Leading American and Tunisian scholars and experts will come together for a conference at Johns Hopkins University (JHU) March 5 to discuss and debate the Islamist-led democratic transition in Tunisia.
Tunisia was chosen as the conference’s focus because of its role as the birthplace of the Arab Spring revolutions. The conference is organized by JHU, the DC-based Maghreb Center, and the International Council for Middle East Studies (ICMES).
Key topics will include the ongoing drafting of the new constitution, human rights, women’s rights, freedom of press, and the economic challenges.

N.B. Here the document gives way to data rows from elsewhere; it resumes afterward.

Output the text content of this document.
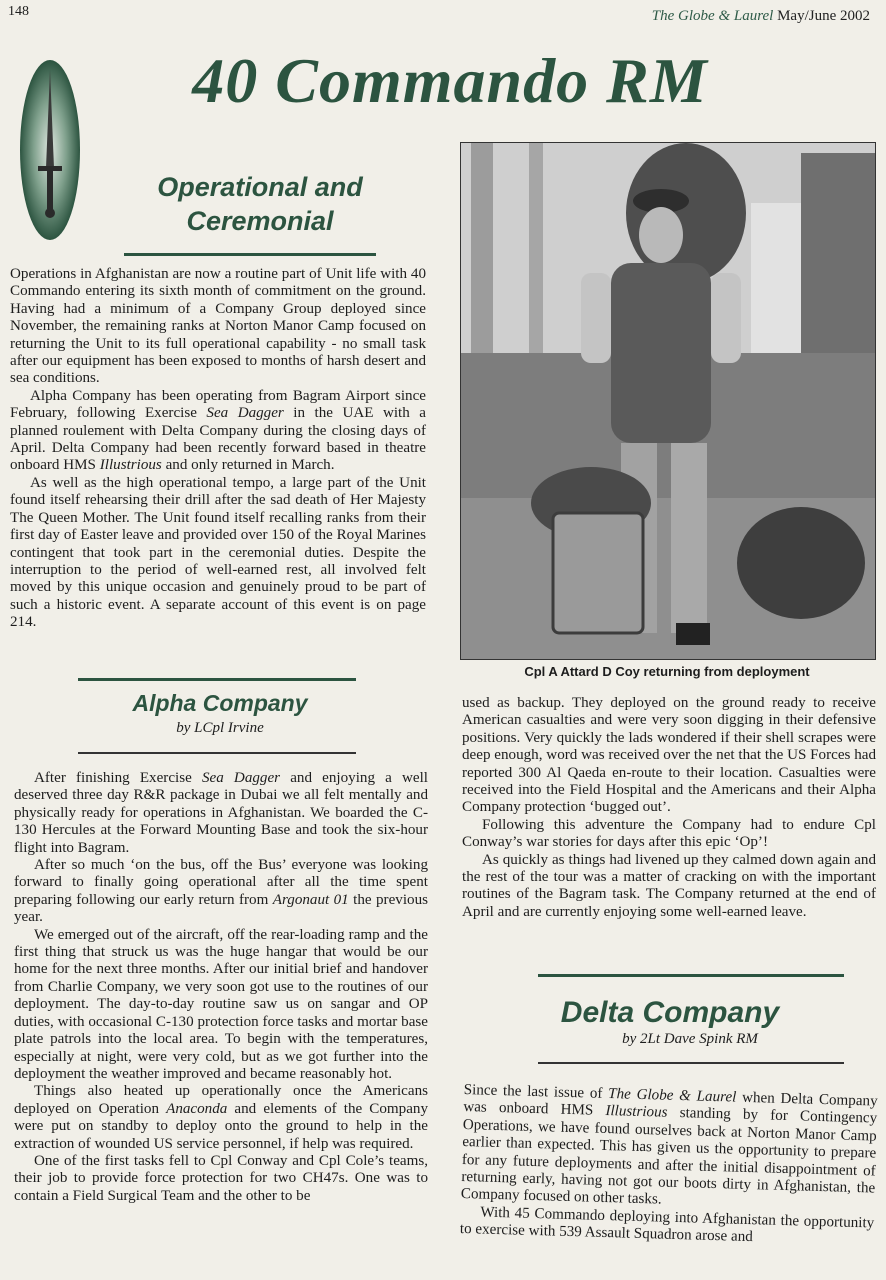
148	The Globe & Laurel May/June 2002
40 Commando RM
Operational and
Ceremonial

Operations in Afghanistan are now a routine part of Unit life with 40 Commando entering its sixth month of commitment on the ground. Having had a minimum of a Company Group deployed since November, the remaining ranks at Norton Manor Camp focused on returning the Unit to its full operational capability - no small task after our equipment has been exposed to months of harsh desert and sea conditions.

Alpha Company has been operating from Bagram Airport since February, following Exercise Sea Dagger in the UAE with a planned roulement with Delta Company during the closing days of April. Delta Company had been recently forward based in theatre onboard HMS Illustrious and only returned in March.

As well as the high operational tempo, a large part of the Unit found itself rehearsing their drill after the sad death of Her Majesty The Queen Mother. The Unit found itself recalling ranks from their first day of Easter leave and provided over 150 of the Royal Marines contingent that took part in the ceremonial duties. Despite the interruption to the period of well-earned rest, all involved felt moved by this unique occasion and genuinely proud to be part of such a historic event. A separate account of this event is on page 214.

Alpha Company

by LCpl Irvine

After finishing Exercise Sea Dagger and enjoying a well deserved three day R&R package in Dubai we all felt mentally and physically ready for operations in Afghanistan. We boarded the C-130 Hercules at the Forward Mounting Base and took the six-hour flight into Bagram.

After so much ‘on the bus, off the Bus’ everyone was looking forward to finally going operational after all the time spent preparing following our early return from Argonaut 01 the previous year.

We emerged out of the aircraft, off the rear-loading ramp and the first thing that struck us was the huge hangar that would be our home for the next three months. After our initial brief and handover from Charlie Company, we very soon got use to the routines of our deployment. The day-to-day routine saw us on sangar and OP duties, with occasional C-130 protection force tasks and mortar base plate patrols into the local area. To begin with the temperatures, especially at night, were very cold, but as we got further into the deployment the weather improved and became reasonably hot.

Things also heated up operationally once the Americans deployed on Operation Anaconda and elements of the Company were put on standby to deploy onto the ground to help in the extraction of wounded US service personnel, if help was required.

One of the first tasks fell to Cpl Conway and Cpl Cole’s teams, their job to provide force protection for two CH47s. One was to contain a Field Surgical Team and the other to be

Cpl A Attard D Coy returning from deployment

used as backup. They deployed on the ground ready to receive American casualties and were very soon digging in their defensive positions. Very quickly the lads wondered if their shell scrapes were deep enough, word was received over the net that the US Forces had reported 300 Al Qaeda en-route to their location. Casualties were received into the Field Hospital and the Americans and their Alpha Company protection ‘bugged out’.

Following this adventure the Company had to endure Cpl Conway’s war stories for days after this epic ‘Op’!

As quickly as things had livened up they calmed down again and the rest of the tour was a matter of cracking on with the important routines of the Bagram task. The Company returned at the end of April and are currently enjoying some well-earned leave.

Delta Company

by 2Lt Dave Spink RM

Since the last issue of The Globe & Laurel when Delta Company was onboard HMS Illustrious standing by for Contingency Operations, we have found ourselves back at Norton Manor Camp earlier than expected. This has given us the opportunity to prepare for any future deployments and after the initial disappointment of returning early, having not got our boots dirty in Afghanistan, the Company focused on other tasks.

With 45 Commando deploying into Afghanistan the opportunity to exercise with 539 Assault Squadron arose and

Tunisian figures like Alaya Allani, professor of history at Manouba University in Tunis, and Ghazi Gherairi, secretary general of the International Academy for Constitutional Law (AIDC), will participate in the event.
Allani will discuss the role of the ruling Ennahdha party and Salafist movements in Tunisia; Gherairi will speak about the constitutional drafting process and the obstacles to the democratic transition in Tunisia.
Allani told Tunisia Live that his talk will consist of evaluating the Islamist-led government during the transitional period.
“As long as I am an apolitical scholar, I will try to be objective in my evaluation, that is to say: to state the positive points and the negative ones,” he said.
The Maghreb Center is an independent non-profit and educational and research organization, which aims to increase knowledge of the five countries of North Africa, also known as the Maghreb: Morocco, Algeria, Tunisia, Libya, and Mauritania, as well as Egypt and the Sudan-Sahel area.